Most days I seek out a TED talk, stumbling across that of a Wharton professor who described me quite well as a person who has been languishing for much of the pandemic, if not before.  He noted his NY Times article in the talk, so I read that afterwards, this time not blocked for lack of a subscription.

 https://www.nytimes.com/2021/04/19/well/mind/covid-mental-health-languishing.html

The pandemic has taken me through stages, depending on what I had to do or wanted to do.  For a while I probably met medical criteria for loneliness, though less so now.  I don't think I was ever despondent but often without purpose and hard to get motivated to leave My Space for more purposeful activity.  I did not feel sad or angry, even when I should have.  More numb or Stoic.
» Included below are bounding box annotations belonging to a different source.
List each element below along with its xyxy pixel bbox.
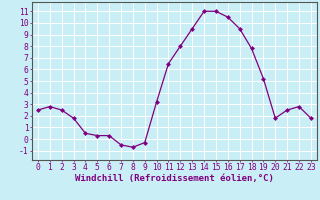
X-axis label: Windchill (Refroidissement éolien,°C): Windchill (Refroidissement éolien,°C) — [75, 174, 274, 183]
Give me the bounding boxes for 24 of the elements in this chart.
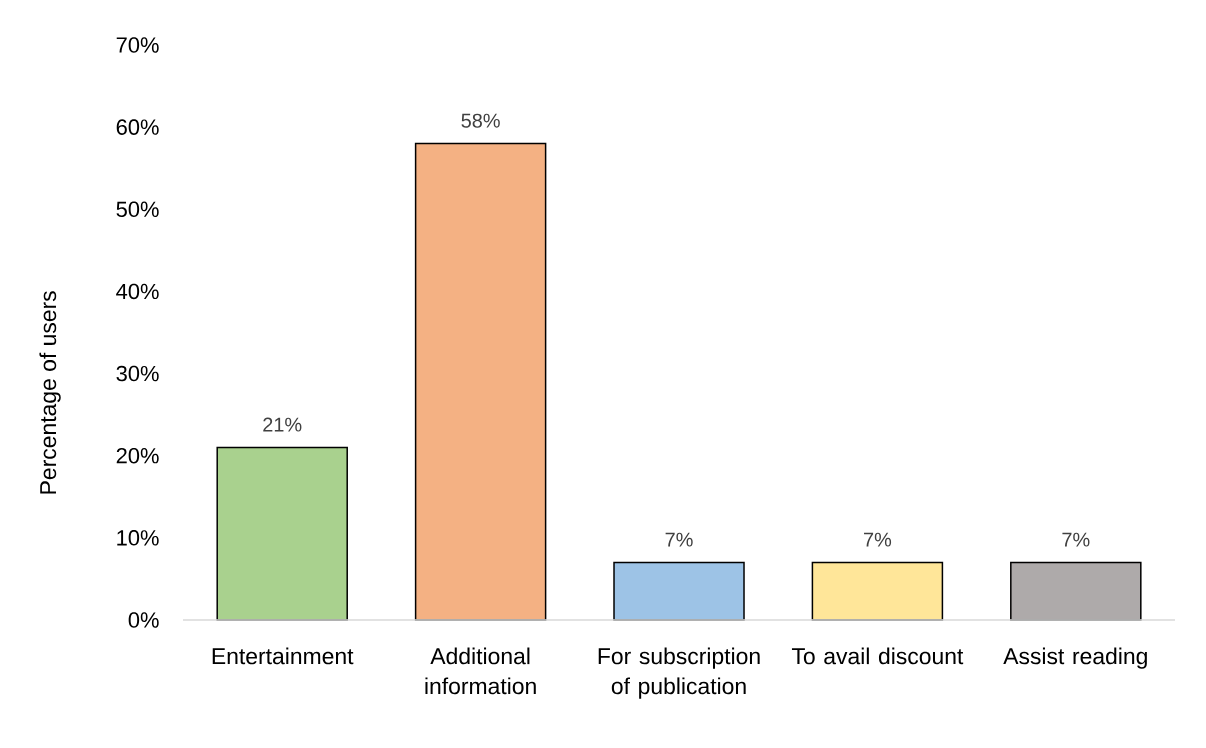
y-axis-title: Percentage of users [39, 291, 61, 494]
data-label: 58% [461, 113, 500, 128]
data-label: 7% [864, 532, 892, 547]
y-tick-label: 0% [128, 612, 159, 628]
bar [216, 446, 348, 621]
bar [1010, 561, 1142, 621]
y-tick-label: 70% [116, 37, 159, 53]
x-tick-label: To avail discount [791, 647, 964, 665]
bar [613, 561, 745, 621]
x-tick-label: Additional information [425, 647, 536, 695]
data-label: 21% [263, 417, 302, 432]
y-tick-label: 20% [116, 447, 159, 464]
y-tick-label: 10% [117, 530, 159, 546]
x-tick-label: Entertainment [212, 647, 354, 665]
x-tick-label: For subscription of publication [598, 647, 760, 699]
x-tick-label: Assist reading [1003, 647, 1147, 669]
y-tick-label: 30% [116, 365, 159, 382]
bar [811, 561, 944, 621]
y-tick-label: 40% [116, 283, 159, 300]
bar [414, 142, 547, 621]
data-label: 7% [665, 532, 693, 547]
y-tick-label: 50% [116, 201, 159, 218]
y-tick-label: 60% [116, 119, 159, 135]
data-label: 7% [1062, 532, 1090, 547]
The talk and article, which the author had experienced, outlined remedies, some of which I had begun to figure out before understanding what had overcome me.  He advocated finding activities that had three features.

  • MASTERY 
  • MINDFULNESS 
  • MATTERS
For him, that came from assembling family time to play a video game with relatives in other cities.  For me some of what has made me feel a little better has been my success at maintaining a treadmill schedule.  I now exercise at a level not possible when I made the commitment to do it.  I remain inner focused on a tune, with scheduled glances at a preset timer.  And I would like to feel more energetic, so the effort matters.
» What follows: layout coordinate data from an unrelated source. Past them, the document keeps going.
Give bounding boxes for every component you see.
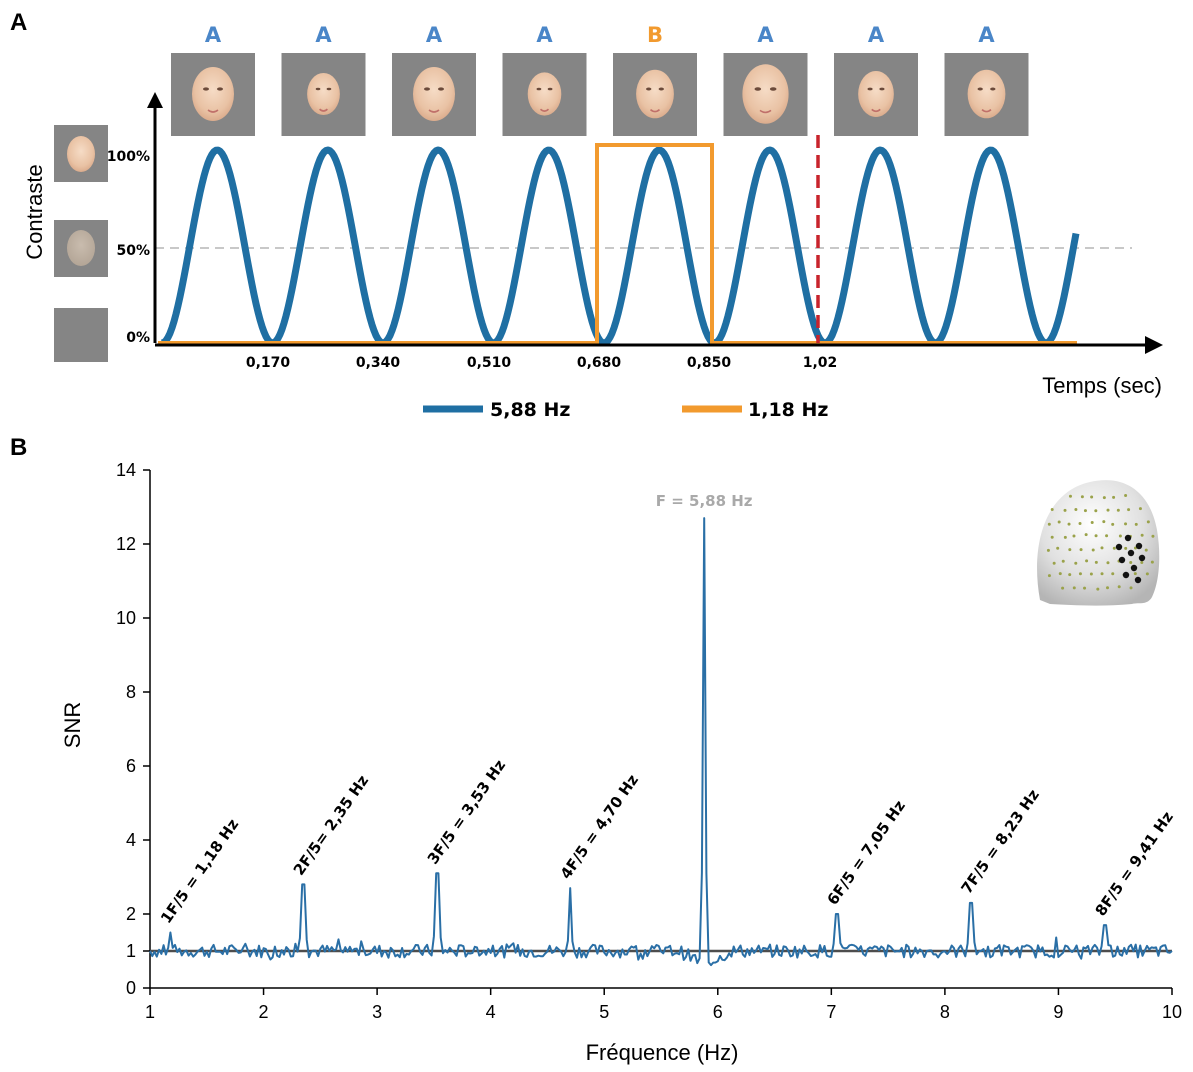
x-tick-b-1: 2: [259, 1002, 269, 1022]
y-tick-b-1: 1: [126, 941, 136, 961]
square-wave-1-18hz: [158, 143, 1077, 345]
harmonic-labels: 1F/5 = 1,18 Hz 2F/5= 2,35 Hz 3F/5 = 3,53 H…: [157, 492, 1177, 927]
face-image: [527, 72, 562, 116]
peak-label-2: 3F/5 = 3,53 Hz: [424, 756, 510, 867]
peak-label-3: 4F/5 = 4,70 Hz: [557, 771, 643, 882]
peak-label-6: 7F/5 = 8,23 Hz: [958, 786, 1044, 897]
peak-label-1: 2F/5= 2,35 Hz: [290, 772, 373, 879]
x-tick-b-8: 9: [1053, 1002, 1063, 1022]
legend: 5,88 Hz 1,18 Hz: [423, 399, 828, 421]
peak-label-5: 6F/5 = 7,05 Hz: [824, 797, 910, 908]
sequence-label-0: A: [205, 23, 222, 47]
x-tick-a-5: 1,02: [803, 355, 838, 371]
sequence-label-6: A: [868, 23, 885, 47]
y-tick-100: 100%: [107, 149, 150, 165]
y-tick-b-0: 0: [126, 978, 136, 998]
y-tick-b-5: 8: [126, 682, 136, 702]
y-tick-b-3: 4: [126, 830, 136, 850]
gray-square-icon: [54, 308, 108, 362]
panel-b-letter: B: [10, 434, 27, 461]
x-axis-b-title: Fréquence (Hz): [586, 1040, 739, 1065]
snr-spectrum-line: [149, 517, 1173, 967]
x-tick-b-7: 8: [940, 1002, 950, 1022]
x-tick-b-6: 7: [826, 1002, 836, 1022]
sequence-label-5: A: [757, 23, 774, 47]
x-tick-a-3: 0,680: [577, 355, 622, 371]
peak-label-fundamental: F = 5,88 Hz: [656, 492, 753, 510]
x-tick-a-0: 0,170: [246, 355, 291, 371]
y-tick-b-2: 2: [126, 904, 136, 924]
y-tick-b-4: 6: [126, 756, 136, 776]
face-image: [742, 64, 789, 124]
y-axis-a-title: Contraste: [22, 164, 47, 259]
y-tick-b-8: 14: [116, 460, 136, 480]
x-tick-b-9: 10: [1162, 1002, 1182, 1022]
contrast-swatch-icon: [67, 230, 95, 266]
peak-label-0: 1F/5 = 1,18 Hz: [157, 815, 243, 926]
x-tick-b-4: 5: [599, 1002, 609, 1022]
contrast-examples: [54, 125, 108, 362]
y-axis-a-arrow: [147, 92, 163, 108]
sequence-label-2: A: [426, 23, 443, 47]
x-tick-a-2: 0,510: [467, 355, 512, 371]
scalp-electrode-head-icon: [1037, 480, 1160, 606]
y-axis-b-title: SNR: [60, 702, 85, 748]
face-image: [67, 136, 95, 172]
y-tick-b-6: 10: [116, 608, 136, 628]
x-ticks-a: 0,170 0,340 0,510 0,680 0,850 1,02: [246, 355, 837, 371]
sequence-label-1: A: [315, 23, 332, 47]
face-image: [413, 67, 455, 121]
x-axis-a-arrow: [1145, 336, 1163, 354]
face-image: [967, 69, 1006, 119]
x-tick-b-3: 4: [486, 1002, 496, 1022]
face-image: [192, 67, 234, 121]
x-tick-a-4: 0,850: [687, 355, 732, 371]
x-axis-a-title: Temps (sec): [1042, 373, 1162, 398]
x-tick-a-1: 0,340: [356, 355, 401, 371]
x-tick-b-2: 3: [372, 1002, 382, 1022]
legend-label-1-18: 1,18 Hz: [748, 399, 828, 421]
sequence-label-3: A: [536, 23, 553, 47]
y-tick-0: 0%: [126, 330, 150, 346]
sine-wave-5-88hz: [160, 146, 1080, 347]
face-image: [858, 71, 894, 117]
x-tick-b-5: 6: [713, 1002, 723, 1022]
panel-a-letter: A: [10, 9, 27, 36]
stimulus-face-row: [171, 53, 1029, 136]
peak-label-7: 8F/5 = 9,41 Hz: [1092, 808, 1178, 919]
face-image: [636, 69, 674, 119]
x-tick-b-0: 1: [145, 1002, 155, 1022]
sequence-label-7: A: [978, 23, 995, 47]
y-tick-50: 50%: [116, 243, 150, 259]
legend-label-5-88: 5,88 Hz: [490, 399, 570, 421]
sequence-label-4: B: [647, 23, 663, 47]
y-tick-b-7: 12: [116, 534, 136, 554]
face-image: [307, 72, 340, 116]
My self-expression has not gone as well, meeting mindfulness and matters, but not yet with the mastery.  In fact, it's still a project overdue in its formation.  I do very well responding to what others have conveyed, not nearly as well assembling and expressing my own thoughts or experiences.  It's also not yet Flow, that effortless feeling which keeps me focused on nothing else.  I still work with a timer, as I do with the treadmill, and have gotten better at not watching it, though not as well at letting it run to zero to define each session.  But it does capture the three M's.

He did not talk about giving up situations that promote languishing, for me the sanctuary of my synagogue on Saturday morning.  It currently and for a while has lacked all three M's, a place at which mastery is neglected, I'm not offered anything of importance to do or creativity to accomplish, and end results that do not seek to generate the excellence that really matters.  I do have a more challenging assignment for Pesach which may help.

Now that I have a better grasp of where my psyche has taken me and the better places it could be, I should be able to at least move in the direction of Flow, if not actually achieve it.